Back to the question, what is Azure Blob Soft Delete and should I use it? Well let’s first see what it does. Soft Delete is targeted to allow you to “more easily recover your data when it is erroneously modified or deleted”. This sounds intriguing. Soft Delete is off by default, which is why it came in as a medium impact recommendation on this storage account. Note, this only applies to storage accounts with any type of blob data except it does not provide overwrite protection for blobs in the archive tier. In the figure below, I can enable soft delete, with a nice slider of retention (it goes from 1 to 365 days):
There are a number of considerations and analogies that I am immediately drawing to this. It feels a lot like a storage snapshot from back in the day of on-premises storage. This draws an immediate parallel. It’s nice to have a storage snapshot, but do you know what to do with it. Same logic comes up here with Azure Blob Soft Delete – do you know what to do with it? Now, it is completely API-exposed, so if you have an application using Azure Blob storage – and it supports soft delete – you have an opportunity to do some good. If not, some of my cautions come into play. Namely cost. Azure Blob Soft Delete has a price equal to the blob. Therefore, if something changed every day and you keep it for 7 days (the default), the blob storage would multiply by 7.

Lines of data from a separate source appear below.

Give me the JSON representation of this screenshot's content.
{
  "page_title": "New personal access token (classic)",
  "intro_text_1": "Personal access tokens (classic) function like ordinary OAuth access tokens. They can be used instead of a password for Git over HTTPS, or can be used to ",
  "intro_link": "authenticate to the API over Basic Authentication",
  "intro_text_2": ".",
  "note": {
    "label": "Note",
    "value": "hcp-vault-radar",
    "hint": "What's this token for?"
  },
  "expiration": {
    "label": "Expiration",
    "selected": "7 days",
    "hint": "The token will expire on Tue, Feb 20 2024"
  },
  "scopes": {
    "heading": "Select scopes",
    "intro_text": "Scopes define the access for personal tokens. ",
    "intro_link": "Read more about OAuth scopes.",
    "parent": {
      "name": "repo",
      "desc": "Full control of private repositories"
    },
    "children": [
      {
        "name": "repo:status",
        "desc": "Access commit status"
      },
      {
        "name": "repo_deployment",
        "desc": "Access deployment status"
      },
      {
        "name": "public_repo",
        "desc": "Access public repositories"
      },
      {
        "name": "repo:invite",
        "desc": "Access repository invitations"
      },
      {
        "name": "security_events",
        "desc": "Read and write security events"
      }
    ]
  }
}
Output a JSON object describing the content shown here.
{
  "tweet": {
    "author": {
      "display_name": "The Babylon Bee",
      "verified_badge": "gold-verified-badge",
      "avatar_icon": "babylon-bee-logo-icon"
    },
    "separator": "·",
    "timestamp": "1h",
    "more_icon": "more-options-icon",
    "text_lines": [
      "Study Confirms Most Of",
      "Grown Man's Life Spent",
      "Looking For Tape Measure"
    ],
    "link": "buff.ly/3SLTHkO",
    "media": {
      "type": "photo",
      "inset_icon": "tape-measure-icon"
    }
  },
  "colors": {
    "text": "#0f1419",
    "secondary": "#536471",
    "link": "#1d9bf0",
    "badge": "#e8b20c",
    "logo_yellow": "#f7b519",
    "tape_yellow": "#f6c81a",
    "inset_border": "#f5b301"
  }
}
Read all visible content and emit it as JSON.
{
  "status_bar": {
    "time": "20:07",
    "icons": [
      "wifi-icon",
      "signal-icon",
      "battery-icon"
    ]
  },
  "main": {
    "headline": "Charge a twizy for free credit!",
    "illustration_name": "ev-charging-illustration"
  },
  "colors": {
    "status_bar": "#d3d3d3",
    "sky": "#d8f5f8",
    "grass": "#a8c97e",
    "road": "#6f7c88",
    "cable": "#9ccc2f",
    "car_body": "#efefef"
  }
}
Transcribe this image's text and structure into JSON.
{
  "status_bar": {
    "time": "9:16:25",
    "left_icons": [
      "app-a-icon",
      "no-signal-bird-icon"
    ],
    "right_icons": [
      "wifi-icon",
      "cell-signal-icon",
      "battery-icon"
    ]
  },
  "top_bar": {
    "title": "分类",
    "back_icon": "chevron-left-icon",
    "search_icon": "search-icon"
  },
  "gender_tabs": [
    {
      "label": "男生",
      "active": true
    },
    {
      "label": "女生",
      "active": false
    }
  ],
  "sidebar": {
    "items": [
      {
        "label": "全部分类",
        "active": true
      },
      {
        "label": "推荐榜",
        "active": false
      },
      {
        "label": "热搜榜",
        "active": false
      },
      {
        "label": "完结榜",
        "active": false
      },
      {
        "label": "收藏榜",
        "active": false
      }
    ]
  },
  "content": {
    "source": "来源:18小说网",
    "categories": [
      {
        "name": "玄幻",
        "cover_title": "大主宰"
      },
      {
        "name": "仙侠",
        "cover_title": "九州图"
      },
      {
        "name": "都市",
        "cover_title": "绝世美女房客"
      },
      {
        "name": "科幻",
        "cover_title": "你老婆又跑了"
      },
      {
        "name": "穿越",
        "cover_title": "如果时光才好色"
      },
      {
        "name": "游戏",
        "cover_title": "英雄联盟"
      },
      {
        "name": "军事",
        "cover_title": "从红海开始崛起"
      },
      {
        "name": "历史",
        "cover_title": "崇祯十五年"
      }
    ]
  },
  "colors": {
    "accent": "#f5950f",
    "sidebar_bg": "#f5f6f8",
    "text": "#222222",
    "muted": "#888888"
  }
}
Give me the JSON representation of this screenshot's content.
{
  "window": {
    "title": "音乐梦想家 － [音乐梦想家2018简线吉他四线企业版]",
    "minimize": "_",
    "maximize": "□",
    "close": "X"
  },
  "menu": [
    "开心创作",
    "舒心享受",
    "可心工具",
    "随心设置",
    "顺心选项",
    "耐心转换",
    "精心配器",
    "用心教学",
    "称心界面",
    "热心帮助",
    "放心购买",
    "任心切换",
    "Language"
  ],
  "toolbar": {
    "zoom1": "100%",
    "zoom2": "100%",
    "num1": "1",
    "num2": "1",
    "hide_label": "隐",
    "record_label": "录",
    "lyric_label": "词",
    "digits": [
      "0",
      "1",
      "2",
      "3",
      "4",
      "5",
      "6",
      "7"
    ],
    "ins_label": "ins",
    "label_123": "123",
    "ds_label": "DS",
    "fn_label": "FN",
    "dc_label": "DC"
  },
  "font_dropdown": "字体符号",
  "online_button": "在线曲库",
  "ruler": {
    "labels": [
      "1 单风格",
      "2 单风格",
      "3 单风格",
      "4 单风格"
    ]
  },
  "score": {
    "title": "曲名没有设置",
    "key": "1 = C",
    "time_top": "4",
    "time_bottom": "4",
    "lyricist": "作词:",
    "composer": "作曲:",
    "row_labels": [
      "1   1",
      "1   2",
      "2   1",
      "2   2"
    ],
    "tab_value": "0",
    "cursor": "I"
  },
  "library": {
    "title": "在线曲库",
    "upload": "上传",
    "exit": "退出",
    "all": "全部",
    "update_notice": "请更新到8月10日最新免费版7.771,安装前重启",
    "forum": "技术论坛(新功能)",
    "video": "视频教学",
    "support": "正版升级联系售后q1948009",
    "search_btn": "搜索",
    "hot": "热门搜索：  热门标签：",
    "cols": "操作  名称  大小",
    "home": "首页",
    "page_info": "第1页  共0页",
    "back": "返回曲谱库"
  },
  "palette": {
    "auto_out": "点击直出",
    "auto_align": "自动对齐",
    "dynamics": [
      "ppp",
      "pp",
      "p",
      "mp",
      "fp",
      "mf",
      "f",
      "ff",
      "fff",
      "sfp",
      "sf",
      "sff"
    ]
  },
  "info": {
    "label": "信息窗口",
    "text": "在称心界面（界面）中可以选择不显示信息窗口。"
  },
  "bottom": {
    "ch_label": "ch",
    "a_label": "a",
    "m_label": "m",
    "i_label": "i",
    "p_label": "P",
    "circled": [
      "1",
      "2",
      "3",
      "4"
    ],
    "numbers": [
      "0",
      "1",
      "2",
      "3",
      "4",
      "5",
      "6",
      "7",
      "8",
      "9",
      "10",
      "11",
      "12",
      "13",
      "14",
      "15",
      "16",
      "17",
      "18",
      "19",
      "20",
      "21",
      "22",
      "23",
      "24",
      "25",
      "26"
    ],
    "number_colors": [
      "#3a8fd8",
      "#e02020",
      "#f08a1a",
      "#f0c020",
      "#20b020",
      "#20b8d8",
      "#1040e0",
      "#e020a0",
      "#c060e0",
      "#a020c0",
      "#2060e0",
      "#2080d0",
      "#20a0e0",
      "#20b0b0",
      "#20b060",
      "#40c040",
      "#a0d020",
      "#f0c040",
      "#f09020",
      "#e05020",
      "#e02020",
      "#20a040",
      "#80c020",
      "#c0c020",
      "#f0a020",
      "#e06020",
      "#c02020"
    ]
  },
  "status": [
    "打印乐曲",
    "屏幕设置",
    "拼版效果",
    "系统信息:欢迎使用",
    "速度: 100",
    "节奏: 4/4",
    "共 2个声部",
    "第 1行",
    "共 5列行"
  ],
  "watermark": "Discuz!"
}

Azure Blob Soft Delete keeps a “soft deleted snapshot” of the blob data as data changes, with each iteration of the blob. This also will keep the blobs per the retention policy (between 1 and 365 days) indicated by the grey blobs. This is visualized in the figure below:
There is no specific right answer to the question of if you should use soft delete. My personal advice is to be sure you can use the soft deleted blobs if you have it enabled. Whether it is via an application that is aware of the undelete blob or a manual process of using the soft deleted blobs, be sure that you can actually use them – otherwise it is the cost of soft delete will not be worth it if you have no mechanism to use it.